3
sur 5

Avec Spoon et White, les flics les plus gluants de toute la Grosse Pomme, Conrad et Léturgie frères invitent le lecteur à flâner le long des berges de l’immoralité la plus vile, avant de l’y noyer avec une aisance et un acerbe dignes d’un respect suspicieux quant à leur santé mentale. Il est loin le temps où l’Innommable d’un titre protégeait pudiquement une faune débordant d’âme, de fragilité et d’humanité. Désormais, noir c’est noir. Le comique caustique atteint des sommets jusqu’alors inviolés pour des diffusions dépassant le cercle d’initiés et se proclame leitmotiv d’une série qui décline à l’infini les circonvolutions d’un ressort oscillant entre les stéréotypes : caricatures de personnages -au propre comme au figuré-, rebondissements improbables et coups foireux en pagaille. Autant de vieilles casseroles pour stigmatiser à coups de hache les travers d’une société qui n’est pas si éloignée de la nôtre.
L’ignominie a désormais trois noms : Spoon, nabot vaguement anthropoïde, ne jurant que par le grand Clint et ses répliques d’anthologie, qu’il décline à toutes les sauces tout en distribuant plus de bastos qu’un Uzi emballé, ne vit que pour son franken-goofy, et les yeux de son grand amour.

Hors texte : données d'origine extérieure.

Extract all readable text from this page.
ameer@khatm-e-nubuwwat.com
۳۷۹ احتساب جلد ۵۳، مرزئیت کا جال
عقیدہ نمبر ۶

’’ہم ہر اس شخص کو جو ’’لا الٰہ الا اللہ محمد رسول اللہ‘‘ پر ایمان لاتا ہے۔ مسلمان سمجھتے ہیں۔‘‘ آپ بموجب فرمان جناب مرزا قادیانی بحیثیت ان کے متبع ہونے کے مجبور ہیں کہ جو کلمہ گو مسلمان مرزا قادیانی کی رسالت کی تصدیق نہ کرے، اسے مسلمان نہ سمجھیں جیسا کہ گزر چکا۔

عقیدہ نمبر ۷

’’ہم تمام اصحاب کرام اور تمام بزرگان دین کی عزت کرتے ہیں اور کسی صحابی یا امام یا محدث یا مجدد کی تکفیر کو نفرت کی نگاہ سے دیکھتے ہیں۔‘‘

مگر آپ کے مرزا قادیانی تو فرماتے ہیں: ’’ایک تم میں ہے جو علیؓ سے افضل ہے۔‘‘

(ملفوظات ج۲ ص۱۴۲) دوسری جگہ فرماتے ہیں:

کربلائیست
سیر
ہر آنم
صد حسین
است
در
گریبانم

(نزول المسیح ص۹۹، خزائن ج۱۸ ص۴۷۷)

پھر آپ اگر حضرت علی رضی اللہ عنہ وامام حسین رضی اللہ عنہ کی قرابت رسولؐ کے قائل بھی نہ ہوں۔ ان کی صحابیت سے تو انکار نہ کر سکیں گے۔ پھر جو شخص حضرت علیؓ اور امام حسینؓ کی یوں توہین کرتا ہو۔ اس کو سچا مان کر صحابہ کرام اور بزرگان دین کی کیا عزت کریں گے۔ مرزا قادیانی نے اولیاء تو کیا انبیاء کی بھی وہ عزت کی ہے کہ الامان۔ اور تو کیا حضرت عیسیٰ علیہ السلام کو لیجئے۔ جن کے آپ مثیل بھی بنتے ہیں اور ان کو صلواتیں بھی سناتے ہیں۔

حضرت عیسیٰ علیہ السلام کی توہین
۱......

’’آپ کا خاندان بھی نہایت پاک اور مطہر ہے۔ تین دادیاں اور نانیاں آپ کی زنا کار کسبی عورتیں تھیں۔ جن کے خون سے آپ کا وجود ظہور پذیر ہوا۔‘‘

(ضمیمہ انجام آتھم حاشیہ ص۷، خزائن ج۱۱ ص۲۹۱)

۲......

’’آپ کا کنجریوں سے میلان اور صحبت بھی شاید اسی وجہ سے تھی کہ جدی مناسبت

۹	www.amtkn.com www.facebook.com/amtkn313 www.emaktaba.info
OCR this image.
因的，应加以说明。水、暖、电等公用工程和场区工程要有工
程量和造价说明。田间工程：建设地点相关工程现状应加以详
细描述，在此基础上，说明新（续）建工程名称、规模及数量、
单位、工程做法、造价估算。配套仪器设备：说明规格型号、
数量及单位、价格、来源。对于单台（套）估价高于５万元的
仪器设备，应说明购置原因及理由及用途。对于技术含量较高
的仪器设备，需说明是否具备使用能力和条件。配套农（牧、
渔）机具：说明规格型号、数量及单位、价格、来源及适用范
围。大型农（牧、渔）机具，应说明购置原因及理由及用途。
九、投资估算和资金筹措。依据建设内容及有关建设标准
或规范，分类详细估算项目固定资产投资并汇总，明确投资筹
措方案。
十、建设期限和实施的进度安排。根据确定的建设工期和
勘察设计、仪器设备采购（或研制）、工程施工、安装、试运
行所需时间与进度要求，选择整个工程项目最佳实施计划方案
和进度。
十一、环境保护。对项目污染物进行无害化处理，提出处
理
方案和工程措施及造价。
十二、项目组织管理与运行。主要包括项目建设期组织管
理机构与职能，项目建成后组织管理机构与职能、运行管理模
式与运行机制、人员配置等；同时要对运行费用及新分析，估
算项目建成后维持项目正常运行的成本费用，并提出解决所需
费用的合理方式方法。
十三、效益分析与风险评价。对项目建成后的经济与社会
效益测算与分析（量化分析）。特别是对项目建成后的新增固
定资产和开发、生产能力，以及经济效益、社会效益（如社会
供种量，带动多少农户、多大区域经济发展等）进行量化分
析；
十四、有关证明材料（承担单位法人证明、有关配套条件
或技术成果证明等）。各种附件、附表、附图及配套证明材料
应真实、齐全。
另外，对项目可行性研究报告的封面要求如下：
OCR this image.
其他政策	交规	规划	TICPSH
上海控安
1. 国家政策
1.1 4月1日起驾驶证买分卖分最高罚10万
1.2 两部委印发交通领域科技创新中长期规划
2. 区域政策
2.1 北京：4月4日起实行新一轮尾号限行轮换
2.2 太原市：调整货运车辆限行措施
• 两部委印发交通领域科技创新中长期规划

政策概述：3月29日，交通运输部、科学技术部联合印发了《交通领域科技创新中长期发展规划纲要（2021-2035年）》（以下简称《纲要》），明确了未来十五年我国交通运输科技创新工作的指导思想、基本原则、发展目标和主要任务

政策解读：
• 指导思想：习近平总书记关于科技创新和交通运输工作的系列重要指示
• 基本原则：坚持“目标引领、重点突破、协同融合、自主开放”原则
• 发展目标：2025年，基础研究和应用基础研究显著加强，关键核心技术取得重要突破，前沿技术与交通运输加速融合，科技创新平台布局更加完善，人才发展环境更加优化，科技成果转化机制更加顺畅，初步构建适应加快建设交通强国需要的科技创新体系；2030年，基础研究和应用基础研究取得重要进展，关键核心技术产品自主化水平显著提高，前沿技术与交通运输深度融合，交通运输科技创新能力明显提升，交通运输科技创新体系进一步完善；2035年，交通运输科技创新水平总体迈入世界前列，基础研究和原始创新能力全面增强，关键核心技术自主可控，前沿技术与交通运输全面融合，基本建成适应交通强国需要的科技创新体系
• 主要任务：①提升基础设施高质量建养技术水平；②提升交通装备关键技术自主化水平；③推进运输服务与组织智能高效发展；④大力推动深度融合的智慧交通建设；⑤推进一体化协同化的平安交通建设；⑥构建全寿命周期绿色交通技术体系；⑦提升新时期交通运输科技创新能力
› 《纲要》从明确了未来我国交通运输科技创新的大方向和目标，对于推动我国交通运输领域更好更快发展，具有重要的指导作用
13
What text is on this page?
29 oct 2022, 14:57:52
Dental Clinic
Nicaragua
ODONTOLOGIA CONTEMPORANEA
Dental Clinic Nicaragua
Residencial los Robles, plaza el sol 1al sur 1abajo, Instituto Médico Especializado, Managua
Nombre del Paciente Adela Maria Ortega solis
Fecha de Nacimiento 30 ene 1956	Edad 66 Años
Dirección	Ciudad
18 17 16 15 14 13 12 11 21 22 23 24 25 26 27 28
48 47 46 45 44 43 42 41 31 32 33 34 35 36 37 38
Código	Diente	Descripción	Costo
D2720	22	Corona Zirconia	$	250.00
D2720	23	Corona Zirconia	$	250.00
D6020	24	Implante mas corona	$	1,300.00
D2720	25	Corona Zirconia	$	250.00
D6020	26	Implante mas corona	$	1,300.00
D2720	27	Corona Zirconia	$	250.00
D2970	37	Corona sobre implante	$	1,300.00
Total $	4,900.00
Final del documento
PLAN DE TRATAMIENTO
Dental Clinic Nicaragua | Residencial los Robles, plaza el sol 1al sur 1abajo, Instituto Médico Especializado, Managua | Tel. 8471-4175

White, aussi bête que « suckerement » cynique et possédant pour toute fierté une descendance historique douteuse, ne vit que pour nuire à Spoon, et les yeux de son grand amour. Courtney Balconi, le grand amour des deux suscités, n’aimant rien d’humain, ne vit que pour le scoop, et le plus sanglant possible, si possible ; et ça tombe bien, c’est toujours possible.

Après l’univers coloré des sectes, A gore et à cris égare nos deux antihéros du côté obscur des serial killers. Une énième bavure, limite volontaire, leur offre des vacances de Noèl anticipées. Un quiproquo stupide place Spoon dans la peau d’un tueur cannibale. Une évasion spectaculaire lui adjoint incidemment le vrai coupable, insoupçonné et édenté. Le moteur est prêt à s’emballer. White est prêt à descendre Spoon. Et Courtney prête à tout pour obtenir une interview en exclusivité. De pièges en coïncidences, les protagonistes vont se croiser, se heurter, s’aimer -unilatéralement-, et se haïr -dans tous les sens-, de rebondissement en rebondissement.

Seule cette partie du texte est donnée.